Through abi.encodePacked(), Solidity supports a non-standard packed mode where:

  • types shorter than 32 bytes are concatenated directly, without padding or sign extension

  • dynamic types are encoded in-place and without the length.

  • array elements are padded, but still encoded in-place

Furthermore, structs as well as nested arrays are not supported.

As an example, the encoding of int16(-1), bytes1(0x42), uint16(0x03), string("Hello, world!") results in:

0xffff42000348656c6c6f2c20776f726c6421
  ^^^^                                 int16(-1)
      ^^                               bytes1(0x42)
        ^^^^                           uint16(0x03)
            ^^^^^^^^^^^^^^^^^^^^^^^^^^ string("Hello, world!") without a length field

More specifically:

  • During the encoding, everything is encoded in-place. This means that there is no distinction between head and tail, as in the ABI encoding, and the length of an array is not encoded.

  • The direct arguments of abi.encodePacked are encoded without padding, as long as they are not arrays (or string or bytes).

  • The encoding of an array is the concatenation of the encoding of its elements with padding.

  • Dynamically-sized types like string, bytes or uint[] are encoded without their length field.

  • The encoding of string or bytes does not apply padding at the end, unless it is part of an array or struct (then it is padded to a multiple of 32 bytes).

In general, the encoding is ambiguous as soon as there are two dynamically-sized elements, because of the missing length field.

If padding is needed, explicit type conversions can be used: abi.encodePacked(uint16(0x12)) == hex"0012".

Since packed encoding is not used when calling functions, there is no special support for prepending a function selector. Since the encoding is ambiguous, there is no decoding function.

Warning

If you use keccak256(abi.encodePacked(a, b)) and both a and b are dynamic types, it is easy to craft collisions in the hash value by moving parts of a into b and vice-versa. More specifically, abi.encodePacked("a", "bc") == abi.encodePacked("ab", "c"). If you use abi.encodePacked for signatures, authentication or data integrity, make sure to always use the same types and check that at most one of them is dynamic. Unless there is a compelling reason, abi.encode should be preferred.

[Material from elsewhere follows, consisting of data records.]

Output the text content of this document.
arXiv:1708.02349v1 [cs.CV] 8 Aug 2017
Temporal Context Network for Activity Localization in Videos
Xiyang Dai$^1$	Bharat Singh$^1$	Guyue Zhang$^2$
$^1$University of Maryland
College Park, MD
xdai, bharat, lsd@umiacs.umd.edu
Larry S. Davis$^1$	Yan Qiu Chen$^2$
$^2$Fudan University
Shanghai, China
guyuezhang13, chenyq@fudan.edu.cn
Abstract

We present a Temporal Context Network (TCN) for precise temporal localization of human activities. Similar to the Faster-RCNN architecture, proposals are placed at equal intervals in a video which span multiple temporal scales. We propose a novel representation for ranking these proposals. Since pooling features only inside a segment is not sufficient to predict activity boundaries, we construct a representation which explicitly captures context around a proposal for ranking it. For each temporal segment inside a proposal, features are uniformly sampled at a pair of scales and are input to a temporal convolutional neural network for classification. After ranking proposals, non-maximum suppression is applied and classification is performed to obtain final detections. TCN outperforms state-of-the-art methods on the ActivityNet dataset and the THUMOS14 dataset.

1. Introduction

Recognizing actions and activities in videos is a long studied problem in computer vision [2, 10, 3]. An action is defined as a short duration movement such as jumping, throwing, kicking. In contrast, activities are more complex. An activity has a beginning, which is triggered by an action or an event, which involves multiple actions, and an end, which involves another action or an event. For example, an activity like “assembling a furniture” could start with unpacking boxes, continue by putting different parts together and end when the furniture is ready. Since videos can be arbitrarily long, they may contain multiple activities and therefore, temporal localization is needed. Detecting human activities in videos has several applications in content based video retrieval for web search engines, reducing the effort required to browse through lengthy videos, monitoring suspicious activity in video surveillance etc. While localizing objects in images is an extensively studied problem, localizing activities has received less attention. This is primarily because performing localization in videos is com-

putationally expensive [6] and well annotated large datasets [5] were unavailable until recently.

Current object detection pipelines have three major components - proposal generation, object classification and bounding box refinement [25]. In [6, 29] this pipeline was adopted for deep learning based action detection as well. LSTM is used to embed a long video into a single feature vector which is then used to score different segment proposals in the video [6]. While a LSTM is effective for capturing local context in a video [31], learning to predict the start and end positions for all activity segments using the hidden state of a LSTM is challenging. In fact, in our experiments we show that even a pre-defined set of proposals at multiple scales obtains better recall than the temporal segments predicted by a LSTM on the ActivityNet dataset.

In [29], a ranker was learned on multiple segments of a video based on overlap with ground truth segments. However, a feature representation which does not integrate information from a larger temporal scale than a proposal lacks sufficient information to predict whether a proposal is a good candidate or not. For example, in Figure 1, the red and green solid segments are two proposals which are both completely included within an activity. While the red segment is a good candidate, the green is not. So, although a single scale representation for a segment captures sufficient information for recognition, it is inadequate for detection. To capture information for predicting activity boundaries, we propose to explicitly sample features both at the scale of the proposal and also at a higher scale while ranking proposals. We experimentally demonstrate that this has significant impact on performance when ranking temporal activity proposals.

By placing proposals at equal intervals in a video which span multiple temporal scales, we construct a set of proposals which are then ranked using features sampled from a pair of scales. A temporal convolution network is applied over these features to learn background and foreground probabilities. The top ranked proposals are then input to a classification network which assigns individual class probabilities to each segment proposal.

Encoding of Indexed Event Parameters

Indexed event parameters that are not value types, i.e. arrays and structs are not stored directly but instead a Keccak-256 hash of an encoding is stored. This encoding is defined as follows:

  • the encoding of a bytes and string value is just the string contents without any padding or length prefix.

  • the encoding of a struct is the concatenation of the encoding of its members, always padded to a multiple of 32 bytes (even bytes and string).

  • the encoding of an array (both dynamically- and statically-sized) is the concatenation of the encoding of its elements, always padded to a multiple of 32 bytes (even bytes and string) and without any length prefix

In the above, as usual, a negative number is padded by sign extension and not zero padded. bytesNN types are padded on the right while uintNN / intNN are padded on the left.

Warning

The encoding of a struct is ambiguous if it contains more than one dynamically-sized array. Because of that, always re-check the event data and do not rely on the search result based on the indexed parameters alone.